John McCain, seen here in August 2008, will be laid to rest Sunday in a private ceremony at the U.S. Naval Academy Cemetery in Annapolis, Md. (William Thomas Cain/Getty Images)

Henry Kissinger among speakers

For Saturday's service, a motorcade took McCain's casket past the capital's stately monuments en route to the Vietnam Veterans Memorial, with its black, V-shaped granite wall inscribed with the names of more than 58,000 U.S. soldiers killed in combat.

At the time of his death, McCain was chair of the Senate Armed Services Committee, where he was known as a tough overseer of the country's military.

A U.S. Navy band arrives for the funeral of Senator John McCain at the Washington National Cathedral on Saturday. (Joshua Roberts/Reuters)

This summer, with McCain too ill to travel to Washington, Congress hurried to pass the "John S. McCain National Defence Authorization Act" that will carry out a huge military buildup by allowing $ 716 billion US to be spent in the coming year alone.

Inside the cathedral, which took 83 years to build and is the sixth largest in the world, the congregants heard from a central figure of the Vietnam War: 95-year-old Henry Kissinger.

Kissinger was an adviser to former president Richard Nixon and played a role in planning the controversial U.S. bombing of Cambodia and negotiating an end to U.S. military action in Vietnam.

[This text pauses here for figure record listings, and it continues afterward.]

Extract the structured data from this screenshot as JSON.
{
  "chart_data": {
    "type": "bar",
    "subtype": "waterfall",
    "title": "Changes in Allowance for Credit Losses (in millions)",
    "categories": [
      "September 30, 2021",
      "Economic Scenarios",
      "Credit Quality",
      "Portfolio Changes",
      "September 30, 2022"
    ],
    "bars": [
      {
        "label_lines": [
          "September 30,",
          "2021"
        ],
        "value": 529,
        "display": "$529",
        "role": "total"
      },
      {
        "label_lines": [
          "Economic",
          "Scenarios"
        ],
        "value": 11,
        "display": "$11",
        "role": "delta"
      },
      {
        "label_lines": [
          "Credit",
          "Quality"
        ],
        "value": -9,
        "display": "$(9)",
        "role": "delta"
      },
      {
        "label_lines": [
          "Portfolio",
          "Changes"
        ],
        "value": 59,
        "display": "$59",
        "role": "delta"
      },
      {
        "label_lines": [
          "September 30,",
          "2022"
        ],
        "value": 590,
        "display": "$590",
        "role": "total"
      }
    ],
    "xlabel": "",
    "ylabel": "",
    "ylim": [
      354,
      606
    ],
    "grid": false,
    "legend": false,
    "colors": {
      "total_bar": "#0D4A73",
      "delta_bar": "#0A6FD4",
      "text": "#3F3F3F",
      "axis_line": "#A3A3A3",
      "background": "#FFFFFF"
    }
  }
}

Pallbearers for Saturday's service reflect the eclectic political company McCain kept, which helped him earn him the reputation of a maverick willing to work with the other side of the aisle.

They include Hollywood actor and liberal political activist Warren Beatty, former New York mayor Michael Bloomberg, independent, liberal former senator Russ Feingold, who crafted landmark campaign finance legislation with McCain, and former senator Gary Hart, a Democrat who, like McCain, ran unsuccessfully for president.